Teaching is my release. It’s the reason I can look myself in the mirror. It’s difficult, of course. It takes a lot of time. And I don’t always get it right. I’ve had a lot of 3am insomnia bouts when that happens. Some writers consider what they do to be a kind of contribution to their community, to the higher arts, the desire to transcend, to literature as a whole. Of course, many writers and their books are. I always hope my own books give readers a certain beauty and complication of experience, a step outside themselves that has some worth, some truth. But I’d never want to assume that what I write actually has that power. I can hope for it. I struggle for it. But I can’t sit on my laurels and think the job is done. So I have to do something else to keep me from feeling too self-important.

There’s really nothing like seeing that glow when one of your students holds her published book (or two, or more) for the first time. I’m not being altruistic here. I get too much out of it. I don’t have children. I never really wanted them. But I think I understand a very small part of what parents must feel. Something I’ve done is continuing, even if it’s continuing only by way of a word, a sentence, an idea. I’m proud of my own work, certainly. But I’m equally proud of theirs. The process, when it works, makes them so down-out happy. I want to buy them drinks and cake. I want everyone to.

Which fiction writers do you return to year in and year out for inspiration?

There are the writers who I consider “rural writers,” who are attacking settings and lifestyles that I’m attracted to myself: Kent Haruf, Annie Proulx, Marilynne Robinson, Louise Erdrich.

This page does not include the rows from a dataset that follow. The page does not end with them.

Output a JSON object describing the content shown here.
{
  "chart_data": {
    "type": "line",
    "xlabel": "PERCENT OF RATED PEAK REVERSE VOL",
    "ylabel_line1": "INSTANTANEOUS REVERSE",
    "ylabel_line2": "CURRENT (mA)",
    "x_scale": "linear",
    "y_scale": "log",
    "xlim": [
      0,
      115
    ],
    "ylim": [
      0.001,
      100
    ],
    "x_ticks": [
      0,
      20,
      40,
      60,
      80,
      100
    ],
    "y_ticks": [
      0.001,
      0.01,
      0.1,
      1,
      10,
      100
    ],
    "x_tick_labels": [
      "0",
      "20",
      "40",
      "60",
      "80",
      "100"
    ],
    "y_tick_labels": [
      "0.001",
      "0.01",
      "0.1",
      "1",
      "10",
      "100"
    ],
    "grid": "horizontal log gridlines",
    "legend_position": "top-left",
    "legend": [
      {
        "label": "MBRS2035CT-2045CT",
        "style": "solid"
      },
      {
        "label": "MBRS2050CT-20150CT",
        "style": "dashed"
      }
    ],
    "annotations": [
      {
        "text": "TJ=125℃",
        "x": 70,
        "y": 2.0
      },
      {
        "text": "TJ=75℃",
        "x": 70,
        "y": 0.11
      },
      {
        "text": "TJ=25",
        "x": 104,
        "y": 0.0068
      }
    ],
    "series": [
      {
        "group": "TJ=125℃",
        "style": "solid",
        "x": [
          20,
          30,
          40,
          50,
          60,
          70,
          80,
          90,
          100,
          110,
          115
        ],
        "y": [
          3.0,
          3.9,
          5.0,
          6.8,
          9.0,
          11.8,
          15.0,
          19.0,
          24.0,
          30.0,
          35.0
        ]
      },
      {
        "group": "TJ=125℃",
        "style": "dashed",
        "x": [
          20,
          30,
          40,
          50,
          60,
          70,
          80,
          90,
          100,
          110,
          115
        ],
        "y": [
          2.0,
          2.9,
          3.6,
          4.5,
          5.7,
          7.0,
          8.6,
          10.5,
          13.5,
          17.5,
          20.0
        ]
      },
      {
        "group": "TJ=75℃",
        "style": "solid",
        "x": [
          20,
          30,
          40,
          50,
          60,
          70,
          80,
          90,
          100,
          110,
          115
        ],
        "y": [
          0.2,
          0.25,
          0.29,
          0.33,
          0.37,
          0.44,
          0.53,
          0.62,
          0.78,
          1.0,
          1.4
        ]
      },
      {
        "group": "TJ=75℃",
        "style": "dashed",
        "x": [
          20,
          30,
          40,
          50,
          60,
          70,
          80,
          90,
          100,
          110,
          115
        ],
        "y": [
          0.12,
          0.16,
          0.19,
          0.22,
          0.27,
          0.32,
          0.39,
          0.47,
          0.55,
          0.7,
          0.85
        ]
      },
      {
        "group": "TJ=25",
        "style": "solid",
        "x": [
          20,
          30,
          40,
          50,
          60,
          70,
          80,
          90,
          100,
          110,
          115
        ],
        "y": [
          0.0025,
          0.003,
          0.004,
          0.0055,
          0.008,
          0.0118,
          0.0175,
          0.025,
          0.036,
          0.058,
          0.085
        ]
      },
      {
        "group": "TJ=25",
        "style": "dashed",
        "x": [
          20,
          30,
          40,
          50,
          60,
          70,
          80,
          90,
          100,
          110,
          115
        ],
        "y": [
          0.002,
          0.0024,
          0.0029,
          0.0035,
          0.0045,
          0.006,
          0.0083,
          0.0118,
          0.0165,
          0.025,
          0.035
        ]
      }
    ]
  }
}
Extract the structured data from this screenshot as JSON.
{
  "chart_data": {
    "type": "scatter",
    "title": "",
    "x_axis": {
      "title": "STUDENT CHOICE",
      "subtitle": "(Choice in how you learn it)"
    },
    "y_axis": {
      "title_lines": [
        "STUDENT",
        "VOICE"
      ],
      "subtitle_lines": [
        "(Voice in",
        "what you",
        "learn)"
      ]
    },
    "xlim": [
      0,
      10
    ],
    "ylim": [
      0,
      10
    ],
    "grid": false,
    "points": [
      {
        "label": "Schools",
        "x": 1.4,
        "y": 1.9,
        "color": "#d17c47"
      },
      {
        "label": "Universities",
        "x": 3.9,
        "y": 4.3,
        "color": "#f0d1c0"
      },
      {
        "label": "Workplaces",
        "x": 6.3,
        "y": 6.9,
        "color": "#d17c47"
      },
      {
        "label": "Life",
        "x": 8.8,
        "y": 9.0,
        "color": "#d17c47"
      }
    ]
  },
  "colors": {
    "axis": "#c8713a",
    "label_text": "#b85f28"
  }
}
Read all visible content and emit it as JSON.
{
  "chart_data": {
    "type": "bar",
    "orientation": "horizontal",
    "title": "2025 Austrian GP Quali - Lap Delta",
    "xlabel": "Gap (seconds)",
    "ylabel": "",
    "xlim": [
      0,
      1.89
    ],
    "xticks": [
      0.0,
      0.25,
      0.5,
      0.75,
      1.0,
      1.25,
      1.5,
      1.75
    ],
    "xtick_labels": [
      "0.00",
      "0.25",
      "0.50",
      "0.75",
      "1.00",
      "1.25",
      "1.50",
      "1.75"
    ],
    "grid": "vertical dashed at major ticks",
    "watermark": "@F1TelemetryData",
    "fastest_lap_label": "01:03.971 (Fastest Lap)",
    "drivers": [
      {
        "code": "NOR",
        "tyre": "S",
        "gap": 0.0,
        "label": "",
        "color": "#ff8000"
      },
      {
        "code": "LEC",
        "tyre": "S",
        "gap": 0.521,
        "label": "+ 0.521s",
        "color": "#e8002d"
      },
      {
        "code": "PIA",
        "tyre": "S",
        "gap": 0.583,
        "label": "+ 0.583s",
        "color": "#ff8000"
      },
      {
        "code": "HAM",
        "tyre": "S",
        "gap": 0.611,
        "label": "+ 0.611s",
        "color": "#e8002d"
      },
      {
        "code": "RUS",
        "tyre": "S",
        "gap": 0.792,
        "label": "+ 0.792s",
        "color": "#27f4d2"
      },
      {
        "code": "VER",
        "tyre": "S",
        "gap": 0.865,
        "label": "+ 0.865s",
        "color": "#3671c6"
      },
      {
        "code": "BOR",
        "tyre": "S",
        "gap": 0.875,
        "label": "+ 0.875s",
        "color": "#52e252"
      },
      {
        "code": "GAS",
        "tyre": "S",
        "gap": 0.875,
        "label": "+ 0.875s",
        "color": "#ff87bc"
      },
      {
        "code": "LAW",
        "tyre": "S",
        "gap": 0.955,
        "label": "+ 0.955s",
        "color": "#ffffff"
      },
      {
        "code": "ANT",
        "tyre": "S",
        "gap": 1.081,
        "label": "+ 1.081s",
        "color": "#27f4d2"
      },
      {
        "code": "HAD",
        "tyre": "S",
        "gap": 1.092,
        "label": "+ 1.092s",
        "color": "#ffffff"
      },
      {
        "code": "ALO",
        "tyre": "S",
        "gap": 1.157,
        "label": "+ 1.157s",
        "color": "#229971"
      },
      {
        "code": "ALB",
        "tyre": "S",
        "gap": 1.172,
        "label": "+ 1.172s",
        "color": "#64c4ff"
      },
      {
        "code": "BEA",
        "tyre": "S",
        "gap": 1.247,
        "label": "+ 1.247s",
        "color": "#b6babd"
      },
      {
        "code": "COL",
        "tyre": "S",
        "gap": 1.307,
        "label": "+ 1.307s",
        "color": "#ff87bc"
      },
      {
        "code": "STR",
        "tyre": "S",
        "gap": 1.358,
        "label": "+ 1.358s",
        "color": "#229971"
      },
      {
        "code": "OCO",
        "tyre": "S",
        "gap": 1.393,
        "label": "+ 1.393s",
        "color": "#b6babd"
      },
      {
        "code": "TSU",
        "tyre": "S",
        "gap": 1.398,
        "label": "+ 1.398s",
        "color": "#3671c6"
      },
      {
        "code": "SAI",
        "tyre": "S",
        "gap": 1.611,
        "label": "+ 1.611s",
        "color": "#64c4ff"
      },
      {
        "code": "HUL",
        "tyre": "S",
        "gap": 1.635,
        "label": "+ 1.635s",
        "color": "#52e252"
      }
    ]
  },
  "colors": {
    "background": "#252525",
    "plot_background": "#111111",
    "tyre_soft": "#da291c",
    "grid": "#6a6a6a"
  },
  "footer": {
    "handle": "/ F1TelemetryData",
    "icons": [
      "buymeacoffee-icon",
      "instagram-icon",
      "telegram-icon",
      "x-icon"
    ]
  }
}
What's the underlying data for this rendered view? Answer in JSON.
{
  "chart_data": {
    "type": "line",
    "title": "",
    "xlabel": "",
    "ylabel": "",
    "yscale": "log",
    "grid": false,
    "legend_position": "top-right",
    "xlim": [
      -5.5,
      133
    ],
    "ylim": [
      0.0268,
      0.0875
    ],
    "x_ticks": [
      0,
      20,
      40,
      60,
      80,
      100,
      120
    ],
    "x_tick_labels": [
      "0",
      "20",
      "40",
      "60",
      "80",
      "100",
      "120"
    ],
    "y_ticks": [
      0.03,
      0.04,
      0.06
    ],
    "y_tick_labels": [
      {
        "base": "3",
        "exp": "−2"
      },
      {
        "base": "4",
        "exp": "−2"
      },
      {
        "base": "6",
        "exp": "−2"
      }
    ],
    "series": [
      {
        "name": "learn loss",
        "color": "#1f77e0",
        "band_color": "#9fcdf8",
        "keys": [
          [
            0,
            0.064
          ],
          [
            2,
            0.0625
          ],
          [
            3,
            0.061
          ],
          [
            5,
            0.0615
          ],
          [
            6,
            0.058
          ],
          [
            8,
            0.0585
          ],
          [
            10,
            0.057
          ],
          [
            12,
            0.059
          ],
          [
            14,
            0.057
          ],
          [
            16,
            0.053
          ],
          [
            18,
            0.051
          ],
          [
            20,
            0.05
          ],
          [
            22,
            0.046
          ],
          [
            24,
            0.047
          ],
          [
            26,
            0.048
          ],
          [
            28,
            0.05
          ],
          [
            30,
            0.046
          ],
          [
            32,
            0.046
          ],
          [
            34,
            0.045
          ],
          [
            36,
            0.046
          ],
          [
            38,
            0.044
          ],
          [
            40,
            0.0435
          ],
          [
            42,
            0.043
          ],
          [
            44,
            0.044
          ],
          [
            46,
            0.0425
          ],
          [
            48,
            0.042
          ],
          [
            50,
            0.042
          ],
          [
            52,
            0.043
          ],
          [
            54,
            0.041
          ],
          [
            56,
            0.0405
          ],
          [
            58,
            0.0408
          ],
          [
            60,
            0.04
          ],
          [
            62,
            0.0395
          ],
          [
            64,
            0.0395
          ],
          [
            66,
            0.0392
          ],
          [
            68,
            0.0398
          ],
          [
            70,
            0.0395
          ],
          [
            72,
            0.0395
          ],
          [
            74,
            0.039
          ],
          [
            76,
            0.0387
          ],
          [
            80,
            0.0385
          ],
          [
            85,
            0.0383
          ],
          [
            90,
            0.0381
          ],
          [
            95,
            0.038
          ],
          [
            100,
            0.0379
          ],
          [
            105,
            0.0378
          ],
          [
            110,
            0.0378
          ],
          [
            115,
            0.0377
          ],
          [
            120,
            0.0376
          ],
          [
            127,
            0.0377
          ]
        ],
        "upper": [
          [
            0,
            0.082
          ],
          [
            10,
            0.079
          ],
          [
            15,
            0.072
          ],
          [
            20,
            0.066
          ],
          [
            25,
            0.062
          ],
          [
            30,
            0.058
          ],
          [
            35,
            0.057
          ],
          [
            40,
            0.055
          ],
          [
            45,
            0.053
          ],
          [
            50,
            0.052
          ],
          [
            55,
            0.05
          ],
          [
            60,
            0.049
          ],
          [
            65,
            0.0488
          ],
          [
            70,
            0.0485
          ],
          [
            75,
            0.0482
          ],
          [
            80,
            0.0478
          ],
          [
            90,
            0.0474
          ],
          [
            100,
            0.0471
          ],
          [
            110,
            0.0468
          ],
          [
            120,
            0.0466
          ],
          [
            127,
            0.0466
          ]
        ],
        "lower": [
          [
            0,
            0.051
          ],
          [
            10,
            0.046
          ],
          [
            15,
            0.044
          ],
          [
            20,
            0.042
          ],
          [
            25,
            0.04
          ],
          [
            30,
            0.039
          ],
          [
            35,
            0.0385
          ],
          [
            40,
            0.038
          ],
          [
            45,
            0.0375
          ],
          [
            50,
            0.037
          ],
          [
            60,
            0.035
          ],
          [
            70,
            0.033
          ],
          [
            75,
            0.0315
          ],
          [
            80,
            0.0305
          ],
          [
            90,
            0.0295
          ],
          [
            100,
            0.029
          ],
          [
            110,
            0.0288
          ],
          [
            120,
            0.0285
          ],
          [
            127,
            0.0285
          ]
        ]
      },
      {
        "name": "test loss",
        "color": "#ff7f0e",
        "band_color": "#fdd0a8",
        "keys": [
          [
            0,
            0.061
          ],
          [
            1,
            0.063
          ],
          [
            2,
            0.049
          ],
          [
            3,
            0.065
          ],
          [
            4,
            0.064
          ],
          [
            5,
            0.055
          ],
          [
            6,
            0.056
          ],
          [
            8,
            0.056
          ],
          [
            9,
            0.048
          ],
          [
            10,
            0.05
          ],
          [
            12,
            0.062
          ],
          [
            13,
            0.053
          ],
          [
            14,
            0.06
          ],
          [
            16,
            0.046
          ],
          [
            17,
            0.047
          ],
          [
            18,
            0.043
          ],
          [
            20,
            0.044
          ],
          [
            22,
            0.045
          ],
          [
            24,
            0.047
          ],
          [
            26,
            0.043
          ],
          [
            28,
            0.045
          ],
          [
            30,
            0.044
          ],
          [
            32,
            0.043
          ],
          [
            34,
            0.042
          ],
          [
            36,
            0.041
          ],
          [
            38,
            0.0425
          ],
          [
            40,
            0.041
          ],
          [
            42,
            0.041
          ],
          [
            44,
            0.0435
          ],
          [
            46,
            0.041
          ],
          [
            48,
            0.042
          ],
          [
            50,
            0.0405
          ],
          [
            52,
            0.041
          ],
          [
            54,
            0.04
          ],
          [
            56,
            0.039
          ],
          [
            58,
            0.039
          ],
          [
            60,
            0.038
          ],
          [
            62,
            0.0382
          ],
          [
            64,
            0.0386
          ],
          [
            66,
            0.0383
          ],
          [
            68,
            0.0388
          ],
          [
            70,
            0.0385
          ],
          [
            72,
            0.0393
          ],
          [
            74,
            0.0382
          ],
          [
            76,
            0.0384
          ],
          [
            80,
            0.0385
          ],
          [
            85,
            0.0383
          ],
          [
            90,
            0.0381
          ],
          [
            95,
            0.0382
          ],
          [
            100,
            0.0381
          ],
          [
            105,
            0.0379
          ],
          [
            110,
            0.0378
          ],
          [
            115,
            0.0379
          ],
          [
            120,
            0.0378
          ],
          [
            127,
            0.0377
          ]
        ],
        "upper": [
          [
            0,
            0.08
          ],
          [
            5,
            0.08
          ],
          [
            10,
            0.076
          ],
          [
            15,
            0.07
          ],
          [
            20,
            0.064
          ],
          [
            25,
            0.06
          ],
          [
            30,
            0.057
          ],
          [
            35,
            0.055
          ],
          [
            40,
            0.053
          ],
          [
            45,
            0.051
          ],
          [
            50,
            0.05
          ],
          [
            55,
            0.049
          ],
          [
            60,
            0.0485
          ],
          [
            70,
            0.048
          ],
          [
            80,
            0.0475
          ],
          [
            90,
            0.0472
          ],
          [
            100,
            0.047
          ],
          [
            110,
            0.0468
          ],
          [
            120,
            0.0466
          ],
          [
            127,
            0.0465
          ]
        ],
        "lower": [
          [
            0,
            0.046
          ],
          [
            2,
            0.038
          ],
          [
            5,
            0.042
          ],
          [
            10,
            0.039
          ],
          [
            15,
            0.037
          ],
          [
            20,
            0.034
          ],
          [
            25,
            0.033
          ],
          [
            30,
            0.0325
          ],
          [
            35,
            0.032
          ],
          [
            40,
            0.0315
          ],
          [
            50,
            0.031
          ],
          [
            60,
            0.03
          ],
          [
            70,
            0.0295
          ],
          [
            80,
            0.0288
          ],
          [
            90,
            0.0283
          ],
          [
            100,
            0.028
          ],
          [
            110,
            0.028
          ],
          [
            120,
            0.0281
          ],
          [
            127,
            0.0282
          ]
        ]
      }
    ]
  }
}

There are other writer’s writers like these, the ones whose sentences are like whole milk: Alice McDermott, Charles Baxter, Elizabeth Strout. Finally, the writers who take chances, who keep my head spinning for possibilities of my own: Dan Chaon, Kate Atkinson, Jim Crace, Emily St. John Mandel, Justin Cronin…. I could go on and on. There’s so much good work out there. I don’t have time to read it all, let alone return to the ones that speak to me most.

Where do you want to take your fiction from here?

When I tell people about the book I’m working on now, they usually say: Wow. That’s really different. It is and it isn’t. But I’d like to keep stretching my limbs in terms of settings, characters, time periods, and styles. I like to take on ideas that seem a little bit impossible. There’s where I get my writing energy. If I didn’t do that, I might have a couple more books out.

Can’t I be more specific? Well, I guess you’ll have to wait to see what happens next.